Some visual functions of a unilaterally color-blind person. I. Critical fusion frequency in various spectral regions.

Abstract

A new case of unilateral dichromatism is described. She is a young woman with normal color vision in one eye and dichromatic vision of a primarily deuteranopic type in the other.Critical fusion frequency functions for a centrally fixated 28-min field were determined in ten spectral regions, ranging from one having a spectral centroid at 452 mμ to one with a spectral centroid at 682 mμ, on both eyes of this unilaterally dichromatic subject. Determinations were also made with white light. Measurements extended over a range of approximately 3.5 log millilamberts. For all colors except red, the curve of critical fusion frequency vs log luminance for the color-blind eye is displaced downward on the critical fusion frequency axis with respect to the curve for the normal eye. For any given spectral region, the displacement is approximately constant over the luminance range tested and the two curves do not reach the same maximum fusion frequency.
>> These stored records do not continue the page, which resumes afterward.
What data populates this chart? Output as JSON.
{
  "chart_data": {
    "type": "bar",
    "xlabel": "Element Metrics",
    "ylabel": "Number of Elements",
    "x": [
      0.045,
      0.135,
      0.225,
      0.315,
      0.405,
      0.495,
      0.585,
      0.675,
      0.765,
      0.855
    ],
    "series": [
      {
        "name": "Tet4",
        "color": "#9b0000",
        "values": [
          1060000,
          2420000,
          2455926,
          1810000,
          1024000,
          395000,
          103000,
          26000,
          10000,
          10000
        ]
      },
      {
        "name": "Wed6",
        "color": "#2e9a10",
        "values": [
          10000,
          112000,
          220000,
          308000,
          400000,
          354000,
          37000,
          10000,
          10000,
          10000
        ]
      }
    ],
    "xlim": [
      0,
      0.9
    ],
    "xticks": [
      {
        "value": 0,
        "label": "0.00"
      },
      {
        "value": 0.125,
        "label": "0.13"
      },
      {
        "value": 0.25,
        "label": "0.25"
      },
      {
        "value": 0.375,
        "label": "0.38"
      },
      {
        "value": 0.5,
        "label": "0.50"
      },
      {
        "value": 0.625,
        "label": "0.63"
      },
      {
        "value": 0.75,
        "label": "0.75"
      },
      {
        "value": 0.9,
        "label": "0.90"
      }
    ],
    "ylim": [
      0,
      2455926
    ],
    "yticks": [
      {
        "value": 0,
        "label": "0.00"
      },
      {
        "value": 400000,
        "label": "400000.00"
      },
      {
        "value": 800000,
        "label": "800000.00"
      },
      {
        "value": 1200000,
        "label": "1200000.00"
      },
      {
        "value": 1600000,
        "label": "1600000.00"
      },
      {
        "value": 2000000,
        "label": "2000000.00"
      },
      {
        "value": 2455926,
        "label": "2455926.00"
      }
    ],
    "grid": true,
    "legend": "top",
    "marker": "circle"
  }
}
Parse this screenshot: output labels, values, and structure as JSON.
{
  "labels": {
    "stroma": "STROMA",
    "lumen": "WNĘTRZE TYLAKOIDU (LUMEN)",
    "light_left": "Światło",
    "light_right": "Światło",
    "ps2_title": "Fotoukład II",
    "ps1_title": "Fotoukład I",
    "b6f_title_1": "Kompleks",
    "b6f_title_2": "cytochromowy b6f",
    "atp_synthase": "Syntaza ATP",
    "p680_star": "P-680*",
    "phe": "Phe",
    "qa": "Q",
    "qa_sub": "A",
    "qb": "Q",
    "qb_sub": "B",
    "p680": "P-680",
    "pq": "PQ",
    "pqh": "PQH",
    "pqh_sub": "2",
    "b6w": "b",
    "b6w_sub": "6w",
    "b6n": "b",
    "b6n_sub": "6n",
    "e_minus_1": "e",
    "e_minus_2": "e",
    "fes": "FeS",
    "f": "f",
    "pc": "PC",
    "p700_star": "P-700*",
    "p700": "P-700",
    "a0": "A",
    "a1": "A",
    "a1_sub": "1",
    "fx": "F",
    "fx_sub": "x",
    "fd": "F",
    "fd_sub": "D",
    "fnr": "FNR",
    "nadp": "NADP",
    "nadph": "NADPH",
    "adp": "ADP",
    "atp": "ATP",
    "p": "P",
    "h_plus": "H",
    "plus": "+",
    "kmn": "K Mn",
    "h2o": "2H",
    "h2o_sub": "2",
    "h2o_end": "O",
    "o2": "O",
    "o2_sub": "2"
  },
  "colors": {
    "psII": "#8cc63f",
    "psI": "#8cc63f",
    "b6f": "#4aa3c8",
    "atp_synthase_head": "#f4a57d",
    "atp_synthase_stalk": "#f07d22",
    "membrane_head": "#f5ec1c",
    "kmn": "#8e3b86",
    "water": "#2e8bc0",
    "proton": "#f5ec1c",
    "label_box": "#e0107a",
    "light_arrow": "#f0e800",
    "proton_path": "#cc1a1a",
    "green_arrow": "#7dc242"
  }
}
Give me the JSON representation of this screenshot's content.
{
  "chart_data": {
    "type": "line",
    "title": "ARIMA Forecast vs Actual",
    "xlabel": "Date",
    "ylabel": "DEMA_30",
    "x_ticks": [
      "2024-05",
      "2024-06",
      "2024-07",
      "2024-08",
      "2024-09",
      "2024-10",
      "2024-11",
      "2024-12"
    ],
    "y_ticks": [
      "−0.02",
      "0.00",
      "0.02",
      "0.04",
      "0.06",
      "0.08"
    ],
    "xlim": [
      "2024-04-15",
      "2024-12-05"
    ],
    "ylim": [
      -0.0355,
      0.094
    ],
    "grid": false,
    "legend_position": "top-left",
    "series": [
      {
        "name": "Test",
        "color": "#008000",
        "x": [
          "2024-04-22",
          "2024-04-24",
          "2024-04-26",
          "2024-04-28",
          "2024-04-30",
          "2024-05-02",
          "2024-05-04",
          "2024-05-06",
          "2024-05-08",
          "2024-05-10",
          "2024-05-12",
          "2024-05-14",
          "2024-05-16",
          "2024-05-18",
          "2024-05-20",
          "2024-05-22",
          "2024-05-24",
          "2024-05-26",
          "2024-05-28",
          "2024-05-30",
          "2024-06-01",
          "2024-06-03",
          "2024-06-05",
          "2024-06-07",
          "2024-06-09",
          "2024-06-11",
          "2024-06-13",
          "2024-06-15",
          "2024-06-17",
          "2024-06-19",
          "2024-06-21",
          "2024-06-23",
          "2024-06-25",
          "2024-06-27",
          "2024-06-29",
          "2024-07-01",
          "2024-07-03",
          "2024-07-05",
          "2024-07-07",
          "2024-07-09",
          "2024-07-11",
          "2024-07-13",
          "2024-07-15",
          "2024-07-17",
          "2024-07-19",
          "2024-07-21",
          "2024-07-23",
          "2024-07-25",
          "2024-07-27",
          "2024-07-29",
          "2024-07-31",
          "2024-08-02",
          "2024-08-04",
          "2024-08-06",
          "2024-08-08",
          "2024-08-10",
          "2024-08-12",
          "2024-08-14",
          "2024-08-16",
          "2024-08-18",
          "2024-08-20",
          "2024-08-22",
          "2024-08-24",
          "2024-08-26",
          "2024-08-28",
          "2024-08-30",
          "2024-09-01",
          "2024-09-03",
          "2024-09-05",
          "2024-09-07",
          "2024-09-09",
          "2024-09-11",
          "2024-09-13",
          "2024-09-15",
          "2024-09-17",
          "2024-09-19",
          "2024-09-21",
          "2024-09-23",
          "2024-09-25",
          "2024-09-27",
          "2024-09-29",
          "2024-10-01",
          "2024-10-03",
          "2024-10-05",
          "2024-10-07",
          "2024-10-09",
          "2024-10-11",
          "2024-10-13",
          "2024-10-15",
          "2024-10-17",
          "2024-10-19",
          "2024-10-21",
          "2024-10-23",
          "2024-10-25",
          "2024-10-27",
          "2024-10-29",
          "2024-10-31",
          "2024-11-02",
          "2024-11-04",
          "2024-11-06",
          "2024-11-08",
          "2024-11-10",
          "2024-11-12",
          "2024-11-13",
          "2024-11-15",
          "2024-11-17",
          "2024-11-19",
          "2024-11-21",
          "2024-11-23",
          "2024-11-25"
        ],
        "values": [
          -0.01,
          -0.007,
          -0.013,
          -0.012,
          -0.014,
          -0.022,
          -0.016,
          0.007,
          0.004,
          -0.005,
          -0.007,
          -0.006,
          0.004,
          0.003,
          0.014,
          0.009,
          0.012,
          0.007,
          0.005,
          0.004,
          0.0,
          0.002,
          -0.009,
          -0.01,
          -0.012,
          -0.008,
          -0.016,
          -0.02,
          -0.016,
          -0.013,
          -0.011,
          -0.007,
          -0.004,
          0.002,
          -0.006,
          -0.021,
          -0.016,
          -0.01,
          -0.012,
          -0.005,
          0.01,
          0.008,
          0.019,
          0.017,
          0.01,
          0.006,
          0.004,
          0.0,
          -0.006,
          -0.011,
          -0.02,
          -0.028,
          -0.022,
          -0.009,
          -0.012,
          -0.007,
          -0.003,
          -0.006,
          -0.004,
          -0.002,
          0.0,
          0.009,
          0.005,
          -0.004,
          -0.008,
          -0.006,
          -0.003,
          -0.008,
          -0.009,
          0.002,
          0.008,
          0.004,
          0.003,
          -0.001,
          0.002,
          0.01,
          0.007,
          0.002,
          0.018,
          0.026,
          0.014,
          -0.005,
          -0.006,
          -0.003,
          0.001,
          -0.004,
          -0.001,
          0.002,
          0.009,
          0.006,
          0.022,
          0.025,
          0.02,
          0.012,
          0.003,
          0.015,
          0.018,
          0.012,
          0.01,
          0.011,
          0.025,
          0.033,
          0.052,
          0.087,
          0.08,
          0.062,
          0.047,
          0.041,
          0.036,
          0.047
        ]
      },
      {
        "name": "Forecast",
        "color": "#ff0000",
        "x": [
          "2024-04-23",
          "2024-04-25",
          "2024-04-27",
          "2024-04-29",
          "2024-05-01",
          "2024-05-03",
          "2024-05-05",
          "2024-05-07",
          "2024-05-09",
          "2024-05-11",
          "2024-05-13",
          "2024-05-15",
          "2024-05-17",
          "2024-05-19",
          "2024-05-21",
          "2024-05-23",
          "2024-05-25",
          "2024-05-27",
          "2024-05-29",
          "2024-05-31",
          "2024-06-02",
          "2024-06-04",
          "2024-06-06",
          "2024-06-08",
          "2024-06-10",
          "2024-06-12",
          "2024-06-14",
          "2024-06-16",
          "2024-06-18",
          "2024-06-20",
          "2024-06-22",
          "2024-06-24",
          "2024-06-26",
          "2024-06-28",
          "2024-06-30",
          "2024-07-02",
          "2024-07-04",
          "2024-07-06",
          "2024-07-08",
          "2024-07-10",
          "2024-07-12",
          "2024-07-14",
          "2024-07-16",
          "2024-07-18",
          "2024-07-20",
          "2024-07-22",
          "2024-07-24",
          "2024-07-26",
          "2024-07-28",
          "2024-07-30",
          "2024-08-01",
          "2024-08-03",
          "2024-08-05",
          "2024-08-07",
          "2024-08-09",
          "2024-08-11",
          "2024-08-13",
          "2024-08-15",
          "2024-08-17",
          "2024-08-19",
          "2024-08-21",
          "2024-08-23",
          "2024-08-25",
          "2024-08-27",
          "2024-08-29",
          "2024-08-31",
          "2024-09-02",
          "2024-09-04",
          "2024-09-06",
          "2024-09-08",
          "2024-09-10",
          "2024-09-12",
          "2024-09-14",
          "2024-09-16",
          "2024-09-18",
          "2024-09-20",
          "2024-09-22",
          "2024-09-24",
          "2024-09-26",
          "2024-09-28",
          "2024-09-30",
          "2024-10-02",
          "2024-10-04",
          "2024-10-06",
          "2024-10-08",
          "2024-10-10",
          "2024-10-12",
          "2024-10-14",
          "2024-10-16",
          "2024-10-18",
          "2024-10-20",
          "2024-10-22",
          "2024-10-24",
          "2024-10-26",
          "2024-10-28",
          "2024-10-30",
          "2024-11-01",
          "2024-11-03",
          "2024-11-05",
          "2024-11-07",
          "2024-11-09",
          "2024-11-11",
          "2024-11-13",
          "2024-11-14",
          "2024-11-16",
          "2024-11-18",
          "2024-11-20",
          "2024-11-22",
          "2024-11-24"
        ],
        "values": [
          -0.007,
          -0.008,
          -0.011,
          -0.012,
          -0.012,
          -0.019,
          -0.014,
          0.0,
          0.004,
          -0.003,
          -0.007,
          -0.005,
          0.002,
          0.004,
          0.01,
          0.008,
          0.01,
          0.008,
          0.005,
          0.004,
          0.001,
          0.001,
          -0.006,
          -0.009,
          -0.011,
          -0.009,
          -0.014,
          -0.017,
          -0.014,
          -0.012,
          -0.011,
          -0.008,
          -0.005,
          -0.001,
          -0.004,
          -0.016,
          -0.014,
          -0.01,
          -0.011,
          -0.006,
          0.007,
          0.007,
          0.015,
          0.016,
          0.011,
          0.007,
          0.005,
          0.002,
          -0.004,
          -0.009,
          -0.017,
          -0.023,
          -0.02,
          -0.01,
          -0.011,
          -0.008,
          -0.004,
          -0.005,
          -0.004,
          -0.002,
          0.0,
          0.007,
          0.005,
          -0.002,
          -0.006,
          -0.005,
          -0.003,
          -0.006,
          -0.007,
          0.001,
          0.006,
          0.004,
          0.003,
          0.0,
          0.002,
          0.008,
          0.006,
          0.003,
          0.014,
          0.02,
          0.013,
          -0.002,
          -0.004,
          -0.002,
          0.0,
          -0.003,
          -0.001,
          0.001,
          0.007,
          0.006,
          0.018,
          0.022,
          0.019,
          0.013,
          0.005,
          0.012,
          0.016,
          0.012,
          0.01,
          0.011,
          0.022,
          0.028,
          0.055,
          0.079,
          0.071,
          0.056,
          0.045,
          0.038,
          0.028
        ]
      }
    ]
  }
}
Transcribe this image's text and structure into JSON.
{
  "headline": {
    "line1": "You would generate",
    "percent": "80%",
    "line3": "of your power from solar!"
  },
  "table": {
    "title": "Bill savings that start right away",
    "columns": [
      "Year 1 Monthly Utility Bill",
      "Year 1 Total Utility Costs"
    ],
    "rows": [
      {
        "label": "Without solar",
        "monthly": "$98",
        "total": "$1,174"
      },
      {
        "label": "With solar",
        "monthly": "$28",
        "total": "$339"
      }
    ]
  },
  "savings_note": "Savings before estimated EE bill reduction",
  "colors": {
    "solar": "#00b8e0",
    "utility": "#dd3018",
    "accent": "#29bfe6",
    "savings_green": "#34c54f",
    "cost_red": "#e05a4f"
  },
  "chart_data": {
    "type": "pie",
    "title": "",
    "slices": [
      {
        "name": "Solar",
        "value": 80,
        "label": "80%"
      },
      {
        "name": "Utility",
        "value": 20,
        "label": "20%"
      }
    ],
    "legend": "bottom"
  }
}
The magnitude of the shift varies with wavelength. It is greatest in the green, next in the blue-green, yellow-green, blue, and yellow; there is a slight loss in the orange and no detectable loss in the red. The data for white light data also show reduced critical fusion frequencies for the color-blind eye.These findings are taken to reflect a reduction in the dichromatic eye of the number of receptors (of a type especially sensitive to green) available for excitation by the spectral range from about 450 mμ to 625 mμ.Some measurements of critical fusion frequency with a 1° green and a 2° white field are also reported. They display the same general trends as the data for small fields, but the extent of the downward shift of the color-blind function is in each case less than that for the corresponding pair of curves with the 28-min area. The reduction in the amount of downward displacement with larger test fields comes about through a proportionately greater increase in critical fusion frequency with area for the color-blind than for the normal eye. The results are formulated in terms of a nonuniform distribution of color receptors across the fovea.